The HAZ hardness depends on the base material’s ability to be hardened, which in turn depends on the base material’s chemical composition. Carbon has a predominant effect on steel’s hardenability. For instance, cast iron contains between 2 and 4.5 percent carbon, giving high alloy hardness and low ductility. Welding this material without seriously considering cooling rates and residual stress invariably will result in base material cracking.

Weld Metal Cracks. Weld metal cracks can be divided into three types:

  • Transverse, which are perpendicular to the direction of the weld.
  • Longitudinal travels in the same direction as the weld and is often confined to the weld’s center. This type of crack may be an extension of a crack initially initiated at the end of a weld.
  • An abrupt weld termination can form a crater if a crater is left unfilled with weld metal. These cracks usually are star-shaped and initially extend only to the crater’s edge. However, they can propagate into longitudinal weld cracks.

Dealing with Cracks. Cracks are unacceptable discontinuities and are detrimental to weld performance. A crack, by its nature, is sharp at its extremities, so it acts as a stress concentration. Consequently, the stress concentration effect of a crack is greater than that of most other discontinuities.

Cracks tend to propagate, contributing to weld failure under stress. However, cracks aren’t permitted in weldments governed by most fabrication codes regardless of size. Instead, they must be removed by grinding or gouging, and the excavation filled with sound weld metal.
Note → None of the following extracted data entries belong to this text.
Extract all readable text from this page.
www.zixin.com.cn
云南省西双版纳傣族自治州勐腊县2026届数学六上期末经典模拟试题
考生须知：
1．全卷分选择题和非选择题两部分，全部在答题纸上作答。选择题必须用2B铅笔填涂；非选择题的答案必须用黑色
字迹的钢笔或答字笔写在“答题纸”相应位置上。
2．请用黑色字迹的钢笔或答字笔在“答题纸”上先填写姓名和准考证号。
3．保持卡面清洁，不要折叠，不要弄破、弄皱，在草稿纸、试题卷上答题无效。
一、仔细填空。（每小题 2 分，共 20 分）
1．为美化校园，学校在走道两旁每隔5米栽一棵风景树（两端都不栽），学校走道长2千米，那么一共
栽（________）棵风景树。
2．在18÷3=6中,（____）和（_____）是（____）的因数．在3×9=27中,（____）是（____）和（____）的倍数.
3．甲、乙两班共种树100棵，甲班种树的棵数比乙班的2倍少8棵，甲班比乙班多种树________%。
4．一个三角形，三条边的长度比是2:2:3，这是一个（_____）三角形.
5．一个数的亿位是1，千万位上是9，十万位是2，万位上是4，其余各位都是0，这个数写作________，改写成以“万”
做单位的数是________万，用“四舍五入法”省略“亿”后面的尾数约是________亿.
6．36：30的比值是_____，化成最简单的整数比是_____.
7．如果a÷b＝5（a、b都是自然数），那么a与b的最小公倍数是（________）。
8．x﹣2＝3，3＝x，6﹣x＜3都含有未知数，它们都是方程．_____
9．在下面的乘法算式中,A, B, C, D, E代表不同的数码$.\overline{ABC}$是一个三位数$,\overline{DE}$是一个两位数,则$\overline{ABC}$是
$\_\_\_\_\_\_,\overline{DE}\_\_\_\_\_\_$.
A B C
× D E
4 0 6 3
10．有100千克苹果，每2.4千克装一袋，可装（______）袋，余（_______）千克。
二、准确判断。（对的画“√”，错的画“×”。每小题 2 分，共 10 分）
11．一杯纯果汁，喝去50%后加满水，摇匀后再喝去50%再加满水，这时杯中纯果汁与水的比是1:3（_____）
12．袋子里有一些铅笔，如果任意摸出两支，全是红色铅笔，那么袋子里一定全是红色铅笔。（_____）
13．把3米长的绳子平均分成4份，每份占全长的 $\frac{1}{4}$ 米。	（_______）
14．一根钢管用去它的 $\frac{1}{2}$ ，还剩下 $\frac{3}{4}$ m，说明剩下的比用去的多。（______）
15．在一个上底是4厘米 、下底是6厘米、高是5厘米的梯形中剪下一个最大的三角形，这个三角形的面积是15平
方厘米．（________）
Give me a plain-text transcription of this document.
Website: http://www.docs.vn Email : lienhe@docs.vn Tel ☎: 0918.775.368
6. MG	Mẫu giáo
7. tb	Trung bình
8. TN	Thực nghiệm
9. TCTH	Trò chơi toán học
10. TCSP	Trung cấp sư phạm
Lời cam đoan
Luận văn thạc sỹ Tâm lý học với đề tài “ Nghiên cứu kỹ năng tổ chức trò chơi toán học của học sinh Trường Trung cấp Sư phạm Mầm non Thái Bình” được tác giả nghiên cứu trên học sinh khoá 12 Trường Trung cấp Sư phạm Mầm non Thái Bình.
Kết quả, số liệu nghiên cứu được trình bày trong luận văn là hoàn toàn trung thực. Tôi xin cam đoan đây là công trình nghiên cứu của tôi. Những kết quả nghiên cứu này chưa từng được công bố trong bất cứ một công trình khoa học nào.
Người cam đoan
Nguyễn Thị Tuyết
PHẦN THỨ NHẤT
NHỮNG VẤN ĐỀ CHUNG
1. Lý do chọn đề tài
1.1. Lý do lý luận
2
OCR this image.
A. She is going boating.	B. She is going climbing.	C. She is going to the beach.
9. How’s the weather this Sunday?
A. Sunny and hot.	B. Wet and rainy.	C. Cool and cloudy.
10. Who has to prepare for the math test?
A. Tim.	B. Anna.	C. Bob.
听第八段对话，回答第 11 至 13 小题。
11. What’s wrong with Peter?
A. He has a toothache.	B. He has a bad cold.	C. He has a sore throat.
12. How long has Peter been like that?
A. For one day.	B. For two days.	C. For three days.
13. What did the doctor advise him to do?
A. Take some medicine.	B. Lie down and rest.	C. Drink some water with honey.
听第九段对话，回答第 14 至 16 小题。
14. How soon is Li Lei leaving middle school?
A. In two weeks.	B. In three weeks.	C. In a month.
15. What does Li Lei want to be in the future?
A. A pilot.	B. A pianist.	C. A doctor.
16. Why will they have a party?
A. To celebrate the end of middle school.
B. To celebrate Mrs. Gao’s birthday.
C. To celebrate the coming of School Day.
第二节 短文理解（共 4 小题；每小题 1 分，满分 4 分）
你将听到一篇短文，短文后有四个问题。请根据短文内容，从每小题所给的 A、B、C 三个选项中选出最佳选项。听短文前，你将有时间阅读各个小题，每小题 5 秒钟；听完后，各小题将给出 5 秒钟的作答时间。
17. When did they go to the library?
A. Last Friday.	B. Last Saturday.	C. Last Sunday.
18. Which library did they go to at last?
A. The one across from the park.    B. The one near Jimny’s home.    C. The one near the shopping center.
Successful welding procedures incorporate the necessary controls to overcome the tendency for crack formation. Such controls are preheating, interpass, consumable type and preparation, and post-weld heat treatment.

Welding inspectors are responsible for evaluating these procedural controls during inspections to ensure welding is performed to minimize the possibility of weld cracking.

Detecting and Evaluating Discontinuities

Weld discontinuities often are detected through visual inspection. However, some are detected with inspection methods, such as radiography, ultrasonic, liquid penetrant, and magnetic particle inspection.

The maximum acceptable limitations for these discontinuities depend on the performance requirements of the welded component and are specified in the appropriate welding code, standard, or specification. Therefore, the welding inspector must often determine the extent of discontinuities and establish their acceptance or rejection based on the relevant acceptance criteria.